Böyle durumlarda bunlara "bre muhterem, sen sütten çıkmış ak kaşık mısın, cennet bağının gülü müsün ki beni cehenneme girmekle, mahşer gününde ağır bir biçimde yargılalanmakla tehdit edersin?" diyesi gelir insanın.

Kesin cehenneme gidersin diyenlere, bir de Buhari'den bir hadisle cevap vermek istiyorum. Bir sahabe efendimize soruyor "Ya Resulallah diyelim bir adam babasını öldürdü, kafatasını açtı, temizledi, içine içki doldurup içti.
Sonrada annesi ile zina etti.. Bu adam cennete gidebilir mi?" Efendimiz şöyle cevap veriyor. "Günahlar insanı kafir etmez. Çünkü her günaha tövbe kapısı açıktır. Sadece imanını kaybeden cennete giremez. Kalbinde zerre kadar iman olan varsa Allah'tan umudunu kesmesin zira Allah'tan umudu kesmek sizi kafir eder.

İslamiyet, dünyanın en son ve en akılcı dini. Ve tabi ki yeryüzünün gördüğü en güzel din. Ancak çok az insan görür bu gerçeği. En büyük dindar benim diyen bir çok dindar insan da bile yoktur bu meziyet. Çünkü onlar kendilerini Allah'ı sevmekten çok, korkmakla şartlandırmıştır. Tek bir amaçları vardır o da, cennetle mükafatlandırılmak. Ve bunun yolununda sadece Allah'tan korkmakla geçtiğini zannederler. En büyük cehalet burada başlıyor ve devam ediyor.

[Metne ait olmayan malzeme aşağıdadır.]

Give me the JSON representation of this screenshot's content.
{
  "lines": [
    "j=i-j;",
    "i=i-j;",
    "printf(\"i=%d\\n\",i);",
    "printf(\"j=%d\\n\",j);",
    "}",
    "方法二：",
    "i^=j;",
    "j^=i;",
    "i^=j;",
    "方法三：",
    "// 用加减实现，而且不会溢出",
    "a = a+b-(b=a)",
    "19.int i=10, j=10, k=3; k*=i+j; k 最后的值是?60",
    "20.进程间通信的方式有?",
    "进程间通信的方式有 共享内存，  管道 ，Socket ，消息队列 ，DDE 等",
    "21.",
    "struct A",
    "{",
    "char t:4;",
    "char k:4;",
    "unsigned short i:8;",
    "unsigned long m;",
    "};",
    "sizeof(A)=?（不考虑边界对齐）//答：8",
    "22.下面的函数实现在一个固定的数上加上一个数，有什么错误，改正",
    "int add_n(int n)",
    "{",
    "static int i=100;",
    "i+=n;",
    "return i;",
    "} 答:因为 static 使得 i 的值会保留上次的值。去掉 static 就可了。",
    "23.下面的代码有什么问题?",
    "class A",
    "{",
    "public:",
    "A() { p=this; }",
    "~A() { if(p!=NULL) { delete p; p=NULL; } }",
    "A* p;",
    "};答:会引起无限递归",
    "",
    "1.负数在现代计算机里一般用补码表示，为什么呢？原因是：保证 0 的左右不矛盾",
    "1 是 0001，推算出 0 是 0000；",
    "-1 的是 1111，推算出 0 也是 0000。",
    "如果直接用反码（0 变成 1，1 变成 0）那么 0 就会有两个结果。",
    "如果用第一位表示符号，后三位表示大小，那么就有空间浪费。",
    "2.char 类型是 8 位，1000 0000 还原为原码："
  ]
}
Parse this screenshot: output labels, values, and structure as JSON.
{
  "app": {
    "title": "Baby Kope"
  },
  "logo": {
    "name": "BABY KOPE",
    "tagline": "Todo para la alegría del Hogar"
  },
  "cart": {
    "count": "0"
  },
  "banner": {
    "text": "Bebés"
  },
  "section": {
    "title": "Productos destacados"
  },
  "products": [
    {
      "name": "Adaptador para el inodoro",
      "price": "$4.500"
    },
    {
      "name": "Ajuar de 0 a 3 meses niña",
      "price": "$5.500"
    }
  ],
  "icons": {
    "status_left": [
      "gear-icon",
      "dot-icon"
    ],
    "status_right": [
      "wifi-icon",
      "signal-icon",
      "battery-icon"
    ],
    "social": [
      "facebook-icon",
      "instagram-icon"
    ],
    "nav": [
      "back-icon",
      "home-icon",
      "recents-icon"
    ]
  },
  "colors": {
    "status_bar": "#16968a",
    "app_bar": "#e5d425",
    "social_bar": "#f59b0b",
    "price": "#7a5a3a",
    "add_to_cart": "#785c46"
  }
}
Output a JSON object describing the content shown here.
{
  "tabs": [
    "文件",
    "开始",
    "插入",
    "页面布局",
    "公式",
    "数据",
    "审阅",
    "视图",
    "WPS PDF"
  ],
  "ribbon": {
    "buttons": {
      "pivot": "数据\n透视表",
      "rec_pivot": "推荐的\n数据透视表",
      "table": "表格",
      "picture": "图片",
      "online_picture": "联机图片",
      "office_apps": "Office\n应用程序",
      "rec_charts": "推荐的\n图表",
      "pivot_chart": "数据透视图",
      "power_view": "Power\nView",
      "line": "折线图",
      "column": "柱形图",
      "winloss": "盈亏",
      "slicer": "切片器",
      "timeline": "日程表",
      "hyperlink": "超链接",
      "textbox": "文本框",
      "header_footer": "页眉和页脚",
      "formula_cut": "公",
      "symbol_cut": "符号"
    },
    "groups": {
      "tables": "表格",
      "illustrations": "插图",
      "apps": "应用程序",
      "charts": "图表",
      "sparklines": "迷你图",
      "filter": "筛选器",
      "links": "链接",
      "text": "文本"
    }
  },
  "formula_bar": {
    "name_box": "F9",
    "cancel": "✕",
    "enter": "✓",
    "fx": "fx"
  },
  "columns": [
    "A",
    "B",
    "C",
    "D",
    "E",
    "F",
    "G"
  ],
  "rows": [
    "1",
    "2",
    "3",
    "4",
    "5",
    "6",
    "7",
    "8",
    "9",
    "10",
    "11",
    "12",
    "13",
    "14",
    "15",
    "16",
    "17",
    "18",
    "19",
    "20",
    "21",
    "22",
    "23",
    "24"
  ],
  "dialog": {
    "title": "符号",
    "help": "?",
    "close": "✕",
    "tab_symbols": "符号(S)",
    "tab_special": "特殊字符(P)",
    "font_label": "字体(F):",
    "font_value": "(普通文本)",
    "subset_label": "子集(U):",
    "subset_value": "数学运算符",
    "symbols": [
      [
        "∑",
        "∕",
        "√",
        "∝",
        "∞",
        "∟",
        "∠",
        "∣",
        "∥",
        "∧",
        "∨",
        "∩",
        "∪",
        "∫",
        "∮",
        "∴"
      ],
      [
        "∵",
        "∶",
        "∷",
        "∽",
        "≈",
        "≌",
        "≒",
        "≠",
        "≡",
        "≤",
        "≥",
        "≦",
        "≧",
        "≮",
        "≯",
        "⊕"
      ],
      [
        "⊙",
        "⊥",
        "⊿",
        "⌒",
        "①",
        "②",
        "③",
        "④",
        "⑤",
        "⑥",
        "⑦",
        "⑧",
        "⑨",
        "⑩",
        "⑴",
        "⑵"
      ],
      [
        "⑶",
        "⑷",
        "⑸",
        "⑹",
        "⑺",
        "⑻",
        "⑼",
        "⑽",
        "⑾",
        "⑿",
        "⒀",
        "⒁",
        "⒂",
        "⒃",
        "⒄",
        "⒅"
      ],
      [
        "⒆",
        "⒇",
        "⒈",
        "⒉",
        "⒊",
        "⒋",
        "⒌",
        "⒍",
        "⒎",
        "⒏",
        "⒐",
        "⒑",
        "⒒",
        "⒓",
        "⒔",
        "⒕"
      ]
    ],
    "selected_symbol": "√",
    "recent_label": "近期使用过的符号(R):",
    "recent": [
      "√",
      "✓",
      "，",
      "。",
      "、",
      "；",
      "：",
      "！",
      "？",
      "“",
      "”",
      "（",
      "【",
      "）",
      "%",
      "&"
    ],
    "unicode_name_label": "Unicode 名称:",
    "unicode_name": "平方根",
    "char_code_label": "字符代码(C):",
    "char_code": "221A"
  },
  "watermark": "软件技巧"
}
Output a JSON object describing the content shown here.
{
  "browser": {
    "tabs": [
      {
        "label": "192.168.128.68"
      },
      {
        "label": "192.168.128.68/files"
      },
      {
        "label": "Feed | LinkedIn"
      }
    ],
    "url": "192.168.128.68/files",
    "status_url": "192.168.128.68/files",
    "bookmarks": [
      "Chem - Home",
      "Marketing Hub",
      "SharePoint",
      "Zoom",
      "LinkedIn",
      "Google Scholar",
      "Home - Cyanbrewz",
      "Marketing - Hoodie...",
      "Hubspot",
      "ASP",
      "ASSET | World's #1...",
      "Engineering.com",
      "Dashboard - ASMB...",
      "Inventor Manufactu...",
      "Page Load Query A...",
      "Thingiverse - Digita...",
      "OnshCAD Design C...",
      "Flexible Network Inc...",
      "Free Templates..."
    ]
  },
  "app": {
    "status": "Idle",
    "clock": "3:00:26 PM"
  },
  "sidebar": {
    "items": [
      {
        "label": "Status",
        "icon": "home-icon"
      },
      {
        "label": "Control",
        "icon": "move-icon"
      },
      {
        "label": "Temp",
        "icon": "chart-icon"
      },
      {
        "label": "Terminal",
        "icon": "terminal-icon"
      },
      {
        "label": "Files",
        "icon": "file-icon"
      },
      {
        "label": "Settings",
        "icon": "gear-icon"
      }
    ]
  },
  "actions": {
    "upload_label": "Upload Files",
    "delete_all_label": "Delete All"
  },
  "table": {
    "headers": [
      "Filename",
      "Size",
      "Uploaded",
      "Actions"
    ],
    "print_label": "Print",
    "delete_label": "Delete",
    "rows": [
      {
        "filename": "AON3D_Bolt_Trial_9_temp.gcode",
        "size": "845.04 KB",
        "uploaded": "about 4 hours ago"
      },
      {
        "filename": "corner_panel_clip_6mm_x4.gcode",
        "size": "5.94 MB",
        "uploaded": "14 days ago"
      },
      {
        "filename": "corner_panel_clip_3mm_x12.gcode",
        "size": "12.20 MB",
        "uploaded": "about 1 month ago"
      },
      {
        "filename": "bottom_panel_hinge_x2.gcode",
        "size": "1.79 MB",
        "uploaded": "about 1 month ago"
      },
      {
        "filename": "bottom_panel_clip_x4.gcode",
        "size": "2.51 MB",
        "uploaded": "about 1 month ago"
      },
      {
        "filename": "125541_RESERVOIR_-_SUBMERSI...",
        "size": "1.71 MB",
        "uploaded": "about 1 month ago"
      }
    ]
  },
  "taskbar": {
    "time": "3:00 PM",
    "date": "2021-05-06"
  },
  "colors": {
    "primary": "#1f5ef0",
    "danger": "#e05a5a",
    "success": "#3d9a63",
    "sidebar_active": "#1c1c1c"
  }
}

Sevgiden yoksundur bir çoğu.
Hurafeler sarmıştır beyinlerini. Tıpkı bir örümcek ağı gibi.
Beş vakit alır abdestini. Kılar namazını.
Heyhatt!. Onca temizlik, onca ibadetten feyz almaz, alamaz yürekleri.
Varsa yoksa ayıp, günah, haram, cehennem, Allah korkusudur tek bildikleri.
Çünkü yoktur Allah sevgisinden haberleri.
Oysa Kuran-ı Kerim'de, Allah sevgisi, korkusundan daha çok geçer.

Artık şuna yürekten inanıyorum ki, kimseler bu güzel dine bunlar kadar zarar vermedi, veremedi.
Genç nesile dini çatık kaşla anlatmayı, cennet'in güzelliklerinden bahsetmek yerine ısrarla cehennem ateşinden bahsetmeyi, marifet sayan adamlardan bahsediyorum.
İnsanlar dinden çıkıyor diye bas bas bağırıyorlar. İnsanlar dinden çıkmıyor, ite kaka çıkartılıyor. Kalanlar ise kindar bir nesil olarak yetişiyor.
Bunu söylemekten nefret ediyorum ama en büyük din düşmanı olarak da Atatürk gösteriliyor. Aslında yeri gelmişken bu arkadaşlara bir soru sormak istiyorum. Hangimizin Annesi, babası, dedesi her neyse hiç kesintisiz uzun yıllar binlerce insanın duasına nail olmuştur. Hiç birimizin değil mi? Ama Atatürk tam 80 yıl hiç kesintisiz binlerce insanın duasını aldı, almayada devam ediyor. Allah istemeseydi onca dua edilebilir miydi?

Neyse!
Gençleri korkuyla beslemeyi bırakın artık efendiler!
Evvela dilinizi güzellklerle terbiye edin.
Sonrasında dinimizin hoşgörü ve sevgi dini olduğunu önce hatırlayın sonra anlatın.